Danach wurde als Aftershowparty einmal mehr die ehrwürdige “Empire of Darkness”-Party gefeiert. Besonders vor dem Hintergrund der just erfolgten Hiobsbotschaft, dass die Matrix zu 2020 den Partybetrieb einstellen wolle, feierte die Menge mit Wehmut im Herzen und noch erfüllt von den Klängen des Festivals bis in die Morgenstunden. Es ist aber ohnehin geplant, das Format EOD trotzdem noch in der Matrix weiterzuführen, die bereits geplanten Termine im Januar und das große Jubiläum am 14.02.20 finden ebenso definitiv statt!
Torben Schmidt von Infacted Recordings fungierte dieses Mal als Gast-DJ. Ihm gebührt der Dank dafür, dass seine Spürnase für grandiose Electro-Bands dafür sorgt, dass unsere “Plattenteller” niemals leer werden.

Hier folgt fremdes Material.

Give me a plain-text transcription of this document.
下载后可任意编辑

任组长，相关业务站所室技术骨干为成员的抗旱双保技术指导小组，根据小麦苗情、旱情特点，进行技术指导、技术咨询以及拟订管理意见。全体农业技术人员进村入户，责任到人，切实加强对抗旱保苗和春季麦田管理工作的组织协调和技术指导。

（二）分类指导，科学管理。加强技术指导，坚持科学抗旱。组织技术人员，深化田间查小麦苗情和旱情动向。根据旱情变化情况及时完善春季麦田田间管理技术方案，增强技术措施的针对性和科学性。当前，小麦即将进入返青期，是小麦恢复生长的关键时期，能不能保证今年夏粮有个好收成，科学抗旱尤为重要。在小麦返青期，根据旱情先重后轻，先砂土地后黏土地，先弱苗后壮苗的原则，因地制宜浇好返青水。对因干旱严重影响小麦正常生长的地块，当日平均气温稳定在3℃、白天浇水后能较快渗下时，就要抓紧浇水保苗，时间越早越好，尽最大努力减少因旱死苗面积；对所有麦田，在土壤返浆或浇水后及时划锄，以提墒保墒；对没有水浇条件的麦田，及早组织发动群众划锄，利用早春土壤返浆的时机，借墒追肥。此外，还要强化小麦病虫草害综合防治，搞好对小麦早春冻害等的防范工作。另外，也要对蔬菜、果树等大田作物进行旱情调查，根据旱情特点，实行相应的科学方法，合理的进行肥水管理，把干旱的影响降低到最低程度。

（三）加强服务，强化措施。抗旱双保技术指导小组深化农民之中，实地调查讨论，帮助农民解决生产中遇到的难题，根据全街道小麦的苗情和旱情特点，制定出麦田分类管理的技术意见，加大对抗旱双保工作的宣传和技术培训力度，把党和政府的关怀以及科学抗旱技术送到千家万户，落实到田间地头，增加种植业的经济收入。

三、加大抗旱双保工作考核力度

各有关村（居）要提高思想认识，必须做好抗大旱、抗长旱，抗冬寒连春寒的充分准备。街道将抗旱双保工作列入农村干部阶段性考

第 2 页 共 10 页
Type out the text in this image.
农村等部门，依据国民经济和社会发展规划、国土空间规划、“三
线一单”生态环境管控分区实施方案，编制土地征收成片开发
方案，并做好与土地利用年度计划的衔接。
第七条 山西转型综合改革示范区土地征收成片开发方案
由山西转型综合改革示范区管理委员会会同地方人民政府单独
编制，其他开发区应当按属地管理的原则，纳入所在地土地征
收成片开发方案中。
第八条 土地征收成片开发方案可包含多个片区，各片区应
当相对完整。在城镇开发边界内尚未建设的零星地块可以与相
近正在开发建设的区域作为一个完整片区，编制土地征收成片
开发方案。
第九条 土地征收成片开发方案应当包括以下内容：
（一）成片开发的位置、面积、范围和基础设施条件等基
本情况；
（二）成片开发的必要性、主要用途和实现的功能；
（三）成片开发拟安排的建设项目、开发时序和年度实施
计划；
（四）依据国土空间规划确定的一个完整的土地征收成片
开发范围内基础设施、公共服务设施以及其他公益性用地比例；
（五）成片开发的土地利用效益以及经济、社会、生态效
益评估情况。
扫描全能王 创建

Fazit: Das bärenstarke E-X-E-Festival ließ sich von keinem Rückschlag und keinem Stein auf seinem Weg aufhalten und bescherte uns eine Tanznacht der besonderen Art. Der überall präsente Mike Kanetzky und die Techniker sorgten dafür, dass es bei kleineren Pannen blieb und so wurde der Abend ein voller Erfolg. Wer sich umhörte, bekam viel positives Feedback, auch ausländische Besucher wie zum Beispiel eigens aus Israel angereiste Fans brachten ihre Freude über die Atmosphäre und die fulminanten Konzerte zum Ausdruck. Das zeigt eindrucksvoll, dass wir trotz der Schließung von Klubs und des gefühlten Evensterbens in der Schwarzen Szene durchaus noch gut versorgt sind, gerade auch im Vergleich zu anderen Ländern. Das Publikum ist sich somit einig: Wir fordern eine unbedingte Fortführung der Veranstaltung im nächsten Jahr. Abschließen bleibt nur zu sagen: Die reparierte Brandschutzanlage änderte nichts daran, dass alle Matrix-Besucher Feuer und Flamme für das Event waren.